Profissões para mulheres e outros artigos feministas é um livro de Virginia Woolf (1882 – 1941) que contém sete ensaios questionadores e provocadores em relação às mulheres na sociedade e no mercado de trabalho. A forma como a autora conduz o seu raciocínio, colabora para a compreensão do movimento feminista, desde seu primórdios aos dias de hoje, o que nos revela uma escritora muito à frente de seu tempo.
Uma briga
Em 1905 Virginia Woolf escreveu uma resenha para o The Guardian sobre “A nota feminina na literatura“, de W. L. Courtney, que, entre outras ideias tolas, afirma que mulheres não fazem literatura de qualidade. A resposta de Virginia Woolf – clara e objetiva – reduz o pensamento de Courtney e então, fica marcado nesse texto, a sabedoria dela perante o cômodo mundo patriarcal de sua época e o quanto ela estava a frente. E de novo, em 1920, o romancista Arnold Bennett publicou ensaios sobre a “inferioridade intelectual das mulheres”, o que fez Virginia Woolf parar de escrever O quarto de Jacob, para responder o escritor, que a responde de volta, e ela responde novamente até que ele desiste da “briga”.
Comento esses dois texto para usá-lo como o ponto de partida do feminismo de Virginia Woolf, o que ela fez foi se incomodar com a publicação desses textos e então rebatê-los com a sua sabedoria nata – de uma mulher que não frequentou a escola e recebeu educação em casa.
Ao lê-los, principalmente esses dois primeiros, fica evidente o seu impulso em querer esclarecer as coisas, em narrar no sentido de informar e não diminuir a imagem do outro, como fez os dois escritores em questão. E eu gosto muito dessa postura, como ela mesma registrou em Orlando “Nenhuma paixão é mais forte, no peito humano, que o desejo de impor aos demais a própria crença”. Ou seja, quando queremos expôr a nossa opinião deve-se levar em conta a base dela, que não pode estar numa prova banal que o outro lado está errado.
Percebi que a resposta de Virginia Woolf para esses dois artigos caminham tranquilos sobre esse ponto, sem bater de frente, mas plantando dúvidas, ela faz com que o leitor – atento – fique do lado dela, com orgulho.
Além desses dois artigos, há muito mais no livro.
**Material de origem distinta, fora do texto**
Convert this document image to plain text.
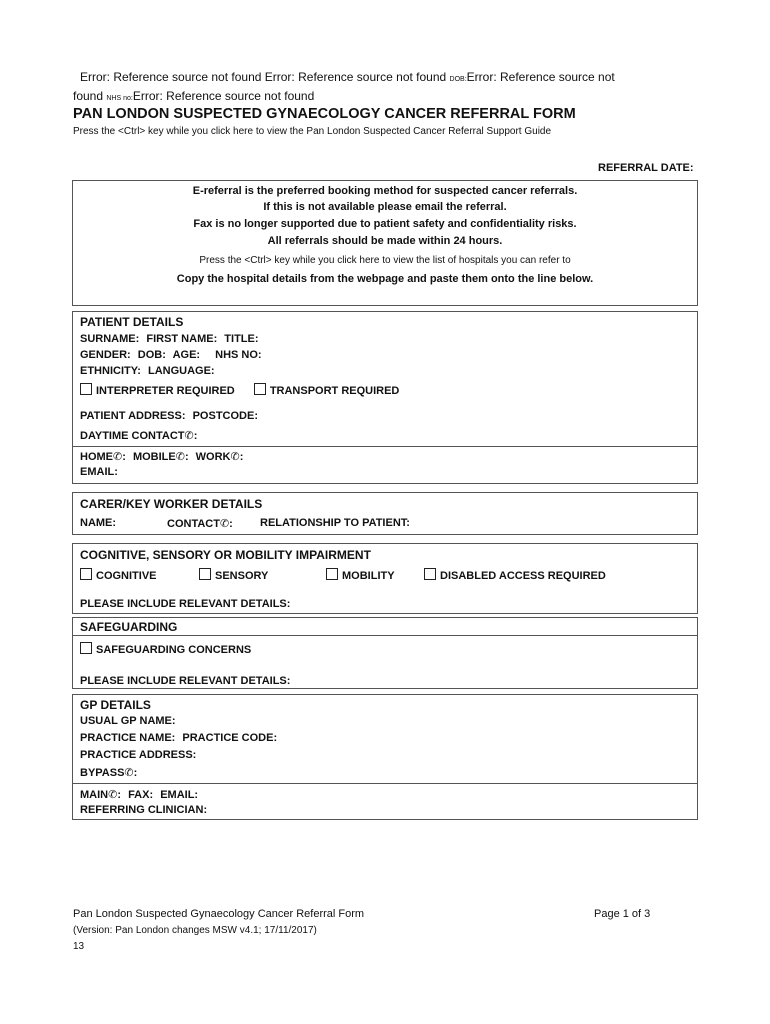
Error: Reference source not found Error: Reference source not found DOB:Error: Reference source not
found NHS no:Error: Reference source not found
PAN LONDON SUSPECTED GYNAECOLOGY CANCER REFERRAL FORM
Press the <Ctrl> key while you click here to view the Pan London Suspected Cancer Referral Support Guide
REFERRAL DATE:
E-referral is the preferred booking method for suspected cancer referrals.
If this is not available please email the referral.
Fax is no longer supported due to patient safety and confidentiality risks.
All referrals should be made within 24 hours.
Press the <Ctrl> key while you click here to view the list of hospitals you can refer to
Copy the hospital details from the webpage and paste them onto the line below.
PATIENT DETAILS
SURNAME: FIRST NAME: TITLE:
GENDER: DOB: AGE: NHS NO:
ETHNICITY: LANGUAGE:
INTERPRETER REQUIRED	TRANSPORT REQUIRED
PATIENT ADDRESS: POSTCODE:
DAYTIME CONTACT✆:
HOME✆: MOBILE✆: WORK✆:
EMAIL:
CARER/KEY WORKER DETAILS
NAME:	CONTACT✆: RELATIONSHIP TO PATIENT:
COGNITIVE, SENSORY OR MOBILITY IMPAIRMENT
COGNITIVE	SENSORY	MOBILITY	DISABLED ACCESS REQUIRED
PLEASE INCLUDE RELEVANT DETAILS:
SAFEGUARDING
SAFEGUARDING CONCERNS
PLEASE INCLUDE RELEVANT DETAILS:
GP DETAILS
USUAL GP NAME:
PRACTICE NAME: PRACTICE CODE:
PRACTICE ADDRESS:
BYPASS✆:
MAIN✆: FAX: EMAIL:
REFERRING CLINICIAN:
Pan London Suspected Gynaecology Cancer Referral Form	Page 1 of 3
(Version: Pan London changes MSW v4.1; 17/11/2017)
13
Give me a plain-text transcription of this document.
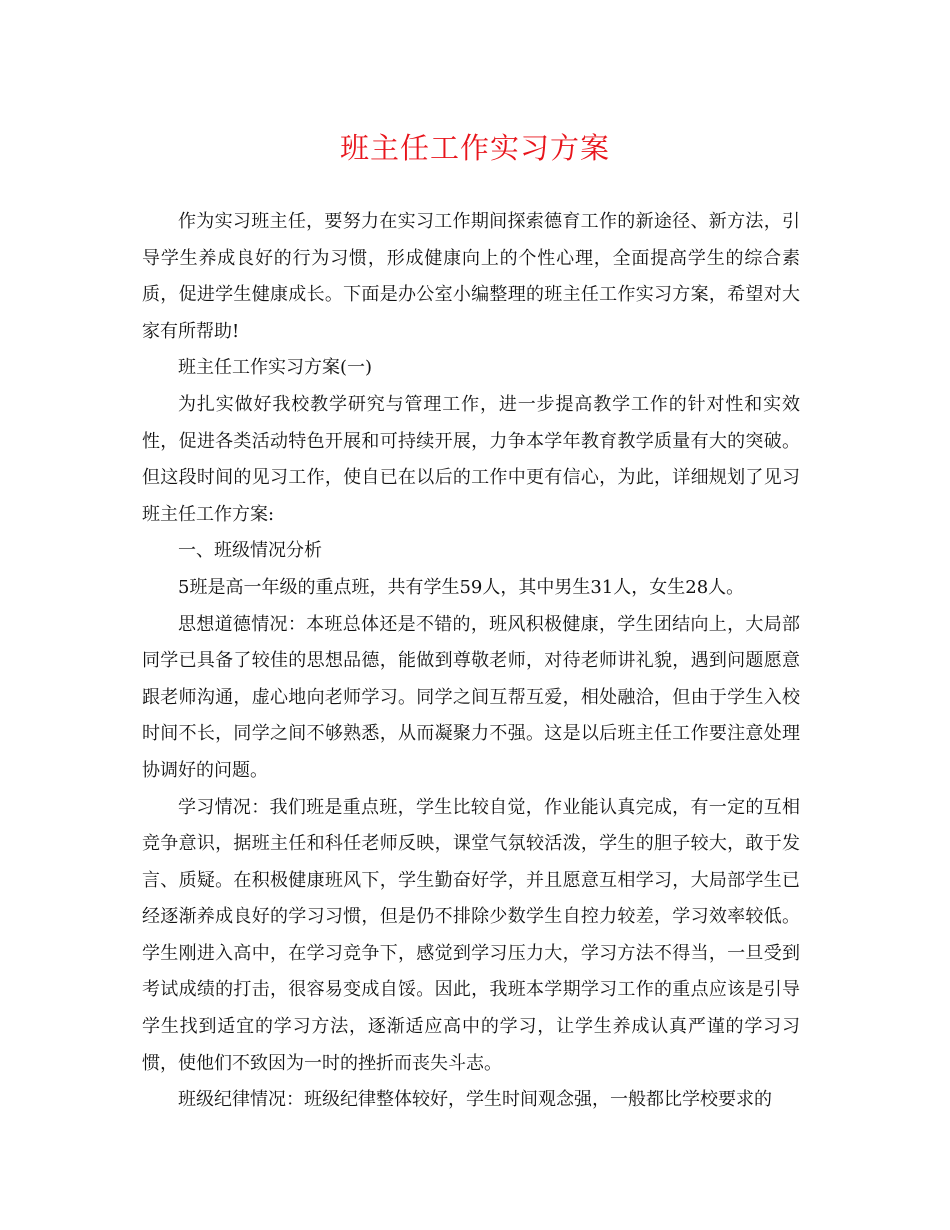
班主任工作实习方案

作为实习班主任，要努力在实习工作期间探索德育工作的新途径、新方法，引导学生养成良好的行为习惯，形成健康向上的个性心理，全面提高学生的综合素质，促进学生健康成长。下面是办公室小编整理的班主任工作实习方案，希望对大家有所帮助!

班主任工作实习方案(一)

为扎实做好我校教学研究与管理工作，进一步提高教学工作的针对性和实效性，促进各类活动特色开展和可持续开展，力争本学年教育教学质量有大的突破。但这段时间的见习工作，使自已在以后的工作中更有信心，为此，详细规划了见习班主任工作方案:

一、班级情况分析

5班是高一年级的重点班，共有学生59人，其中男生31人，女生28人。

思想道德情况：本班总体还是不错的，班风积极健康，学生团结向上，大局部同学已具备了较佳的思想品德，能做到尊敬老师，对待老师讲礼貌，遇到问题愿意跟老师沟通，虚心地向老师学习。同学之间互帮互爱，相处融洽，但由于学生入校时间不长，同学之间不够熟悉，从而凝聚力不强。这是以后班主任工作要注意处理协调好的问题。

学习情况：我们班是重点班，学生比较自觉，作业能认真完成，有一定的互相竞争意识，据班主任和科任老师反映，课堂气氛较活泼，学生的胆子较大，敢于发言、质疑。在积极健康班风下，学生勤奋好学，并且愿意互相学习，大局部学生已经逐渐养成良好的学习习惯，但是仍不排除少数学生自控力较差，学习效率较低。学生刚进入高中，在学习竞争下，感觉到学习压力大，学习方法不得当，一旦受到考试成绩的打击，很容易变成自馁。因此，我班本学期学习工作的重点应该是引导学生找到适宜的学习方法，逐渐适应高中的学习，让学生养成认真严谨的学习习惯，使他们不致因为一时的挫折而丧失斗志。

班级纪律情况：班级纪律整体较好，学生时间观念强，一般都比学校要求的
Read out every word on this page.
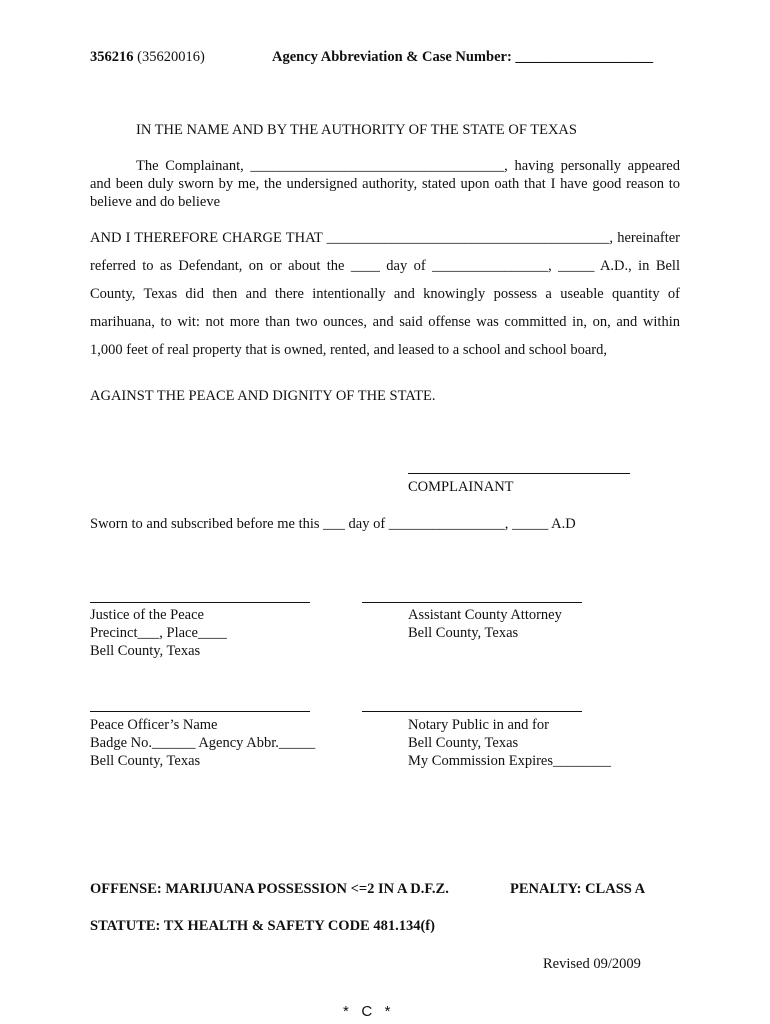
356216 (35620016)	Agency Abbreviation & Case Number: ___________________
IN THE NAME AND BY THE AUTHORITY OF THE STATE OF TEXAS
The Complainant, ___________________________________, having personally appeared
and been duly sworn by me, the undersigned authority, stated upon oath that I have good reason to
believe and do believe
AND I THEREFORE CHARGE THAT _______________________________________, hereinafter
referred to as Defendant, on or about the ____ day of ________________, _____ A.D., in Bell
County, Texas did then and there intentionally and knowingly possess a useable quantity of
marihuana, to wit: not more than two ounces, and said offense was committed in, on, and within
1,000 feet of real property that is owned, rented, and leased to a school and school board,
AGAINST THE PEACE AND DIGNITY OF THE STATE.
COMPLAINANT
Sworn to and subscribed before me this ___ day of ________________, _____ A.D
Justice of the Peace
Precinct___, Place____
Bell County, Texas
Assistant County Attorney
Bell County, Texas
Peace Officer’s Name
Badge No.______ Agency Abbr._____
Bell County, Texas
Notary Public in and for
Bell County, Texas
My Commission Expires________
OFFENSE: MARIJUANA POSSESSION <=2 IN A D.F.Z.	PENALTY: CLASS A
STATUTE: TX HEALTH & SAFETY CODE 481.134(f)
Revised 09/2009
*   C   *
Um deles é “Profissões para mulheres“, que me emociona toda vez que leio, um texto que ela leu para a Sociedade Nacional de Auxílio às Mulheres em 1931. Nele, ela discorre sobre o motivo de estar ali, falando para mulheres trabalhadoras, pois não se sente com infinitas experiências profissionais, mas percebe a oportunidade de contar um pouco sobre como é ser uma mulher escritora. Abaixo um pequeno trecho (que foi difícil escolher):
“E, quando eu estava escrevendo aquela resenha, descobri que, se fosse resenhar livros, ia ter de combater um certo fantasma. E o fantasma era uma mulher, e quando a conheci melhor, dei a ela o nome da heroína de um famoso poema, “O Anjo do Lar”. Era ela que costumava aparecer entre mim e o papel enquanto eu fazia resenhas. Era ela que me incomodava, tomava meu tempo e me atormentava tanto que no fim matei essa mulher.” (p. 11)
O que ela diz é que nós, mulheres, sem querer, nos colocamos na posição típica da mulher vista por olhos patriarcais: devemos ser meigas, delicadas, educadas, saber agradar e não dar nossa verdadeira opinião, pois afinal, não possuímos. Então, cada vez que ela pegava o papel para escrever, essa mulher, esse “anjo do lar” aparecia para brecar o seu raciocínio, como se fosse um espaço proibido para ela. Proibido para quem? E é isso que nós mulheres, em todas as profissões, classes, religião, país, devemos buscar. Não é tarefa fácil, eu, devota de Virginia Woolf, ainda não consegui matar o meu Anjo Do Lar totalmente, mas estou no caminho.
Mulheres trabalhadoras
Virginia Woolf caiu no gosto das mulheres de sua época e por isso ela também foi convidada para escrever a introdução do livro “A vida como conhecemos”, escrito por mulheres de uma cooperativa de trabalhadoras. É lindo de ler, ao final, você quer levantar da poltrona, colocar o livro cuidadosamente sobre ela e aplaudir.
O nome do prefácio é “Memórias de uma União das Trabalhadoras” e a sensação é que ela está simplesmente conversando com o leitor sobre a união das mulheres, as oportunidades de educação e cultura, os estímulos sociais de cada um, querendo que ele entenda o quanto a vida surpreende – para melhor e pior – mais que a literatura, ao mesmo tempo o quanto é importante a liberdade das mulheres, num sentido mais profundo que a vida e a arte.